Our core big data bundles (like hadoop-processing) were meant to be a foundation for modeling custom solutions. If people prefer to use nagios/beats/etc, they would have to manually alter bundle.yaml and swap in their monitoring stack.
Since things like nrpe, *beats, telegraf, and ganglia-node can all provide system metrics ootb, maybe we’re better off making the core bundles monitor-neutral and updating the READMEs to document various options. Thoughts?
I don’t really have an opinion on the opinionated stuff… but I was trying a while ago with datbases and it had crossed my mind with monitoring all to try and build a generic interface, JDBC interface is pretty straightforward, but similar with monitoring, where the interface provides enough information for the units to register on the monitoring service, and if they want to implement some app specific monitoring then they could do.
This way you could hook up big data services to your stack of choice and still get sane output without having to configure it.
I think it is important to make a distinction between performance metrics and incident monitoring. Ganglia is focused on capacity and demand management with some indications for troubleshooting when there’s application performance issues. It is a great tool to be able to drill down into your environment to see what’s been affected at any given time, or to pull metrics related to your business cycle to know when to purchase new hardware or whether you’re over-built. While Ganglia has the ability to add in alerting for thresholds or hosts down, it’s not really well suited to service and process management level alerting.
Nagios, on the other hand, is most useful when trying to detect and alert on services down (systemd checks) or non-responsive (api checking for timeouts or bad admin status) or in less-than-ideal condition (think CRM resource failures). Things that might make more sense for nagios checks on zookeeper are ensuring that all services installed by the charm are running and checking any sort of admin status api for indications of issues, or providing a way to alert on transaction times taking over X seconds configurable by a charm variable, perhaps.
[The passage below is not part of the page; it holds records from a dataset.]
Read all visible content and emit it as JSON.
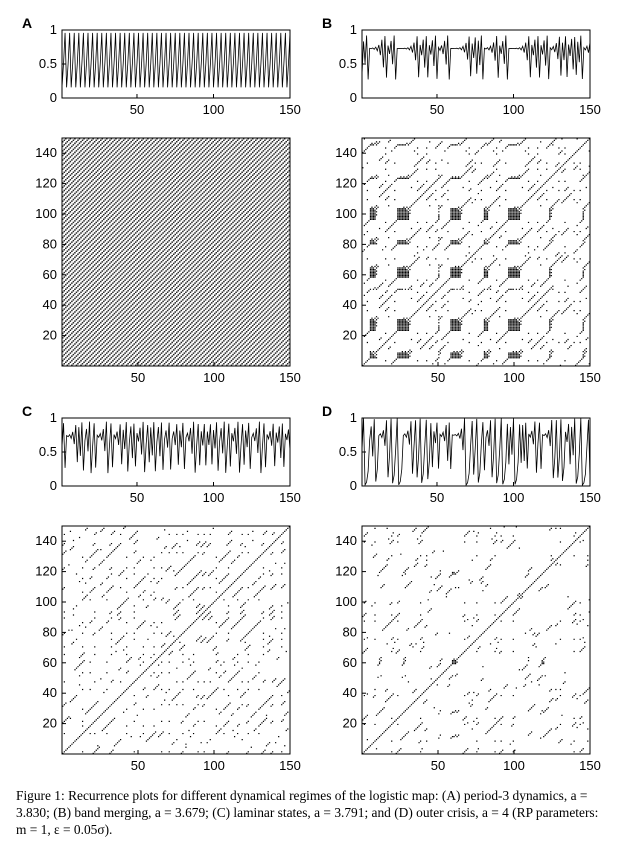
{
  "figure": {
    "panels": [
      {
        "label": "A",
        "regime": "period-3 dynamics",
        "a": 3.83,
        "kind": "period3"
      },
      {
        "label": "B",
        "regime": "band merging",
        "a": 3.679,
        "kind": "band"
      },
      {
        "label": "C",
        "regime": "laminar states",
        "a": 3.791,
        "kind": "laminar"
      },
      {
        "label": "D",
        "regime": "outer crisis",
        "a": 4,
        "kind": "chaos"
      }
    ],
    "ts_yticks": [
      "0",
      "0.5",
      "1"
    ],
    "ts_xticks": [
      "50",
      "100",
      "150"
    ],
    "rp_yticks": [
      "20",
      "40",
      "60",
      "80",
      "100",
      "120",
      "140"
    ],
    "rp_xticks": [
      "50",
      "100",
      "150"
    ]
  },
  "chart_data": [
    {
      "type": "line",
      "panel": "A",
      "x": [
        1,
        150
      ],
      "ylim": [
        0,
        1
      ],
      "xlim": [
        1,
        150
      ],
      "note": "time series x(n) of logistic map"
    },
    {
      "type": "heatmap",
      "panel": "A",
      "xlim": [
        1,
        150
      ],
      "ylim": [
        1,
        150
      ],
      "note": "recurrence plot"
    },
    {
      "type": "line",
      "panel": "B",
      "x": [
        1,
        150
      ],
      "ylim": [
        0,
        1
      ],
      "xlim": [
        1,
        150
      ]
    },
    {
      "type": "heatmap",
      "panel": "B",
      "xlim": [
        1,
        150
      ],
      "ylim": [
        1,
        150
      ]
    },
    {
      "type": "line",
      "panel": "C",
      "x": [
        1,
        150
      ],
      "ylim": [
        0,
        1
      ],
      "xlim": [
        1,
        150
      ]
    },
    {
      "type": "heatmap",
      "panel": "C",
      "xlim": [
        1,
        150
      ],
      "ylim": [
        1,
        150
      ]
    },
    {
      "type": "line",
      "panel": "D",
      "x": [
        1,
        150
      ],
      "ylim": [
        0,
        1
      ],
      "xlim": [
        1,
        150
      ]
    },
    {
      "type": "heatmap",
      "panel": "D",
      "xlim": [
        1,
        150
      ],
      "ylim": [
        1,
        150
      ]
    }
  ],
  "caption": {
    "label": "Figure 1:",
    "text": "Recurrence plots for different dynamical regimes of the logistic map: (A) period-3 dynamics, a = 3.830; (B) band merging, a = 3.679; (C) laminar states, a = 3.791; and (D) outer crisis, a = 4 (RP parameters: m = 1, ε = 0.05σ)."
  }
}
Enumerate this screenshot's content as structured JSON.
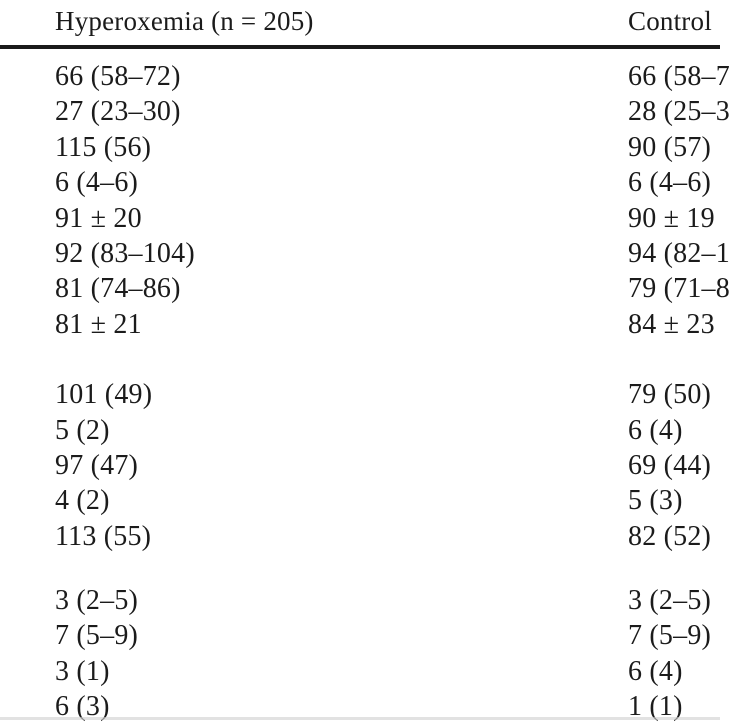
{
  "table": {
    "columns": [
      {
        "label": "Hyperoxemia (n = 205)"
      },
      {
        "label": "Control"
      }
    ],
    "groups": [
      {
        "rows": [
          {
            "hyperoxemia": "66 (58–72)",
            "control": "66 (58–7"
          },
          {
            "hyperoxemia": "27 (23–30)",
            "control": "28 (25–3"
          },
          {
            "hyperoxemia": "115 (56)",
            "control": "90 (57)"
          },
          {
            "hyperoxemia": "6 (4–6)",
            "control": "6 (4–6)"
          },
          {
            "hyperoxemia": "91 ± 20",
            "control": "90 ± 19"
          },
          {
            "hyperoxemia": "92 (83–104)",
            "control": "94 (82–1"
          },
          {
            "hyperoxemia": "81 (74–86)",
            "control": "79 (71–8"
          },
          {
            "hyperoxemia": "81 ± 21",
            "control": "84 ± 23"
          }
        ]
      },
      {
        "rows": [
          {
            "hyperoxemia": "101 (49)",
            "control": "79 (50)"
          },
          {
            "hyperoxemia": "5 (2)",
            "control": "6 (4)"
          },
          {
            "hyperoxemia": "97 (47)",
            "control": "69 (44)"
          },
          {
            "hyperoxemia": "4 (2)",
            "control": "5 (3)"
          },
          {
            "hyperoxemia": "113 (55)",
            "control": "82 (52)"
          }
        ]
      },
      {
        "rows": [
          {
            "hyperoxemia": "3 (2–5)",
            "control": "3 (2–5)"
          },
          {
            "hyperoxemia": "7 (5–9)",
            "control": "7 (5–9)"
          },
          {
            "hyperoxemia": "3 (1)",
            "control": "6 (4)"
          },
          {
            "hyperoxemia": "6 (3)",
            "control": "1 (1)"
          }
        ]
      }
    ]
  }
}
The discussion of Ganglia vs. Nagios aside, you bring up an interesting point with regard to preferred monitoring stacks for our example bundles. Bootstack in the past has used an overlay bundle which had the services we wanted to monitor stubbed out as {service_name: {charm: cs:charm_name} and then landed the nagios/nrpe/prometheus/telegraf/etc pieces we wanted. Perhaps you could provide a couple different stubbed out “hadoop-processing-monitoring” bundles providing options. I think it’s not wrong to have an opinionated bundle, but definitely documentation on what’s critical for the product to function vs what’s monitoring/metrics/log aggregation that can be modified per user needs would be useful for people who want to customize their bundle w/out breaking the product while not having knowledge of the working parts.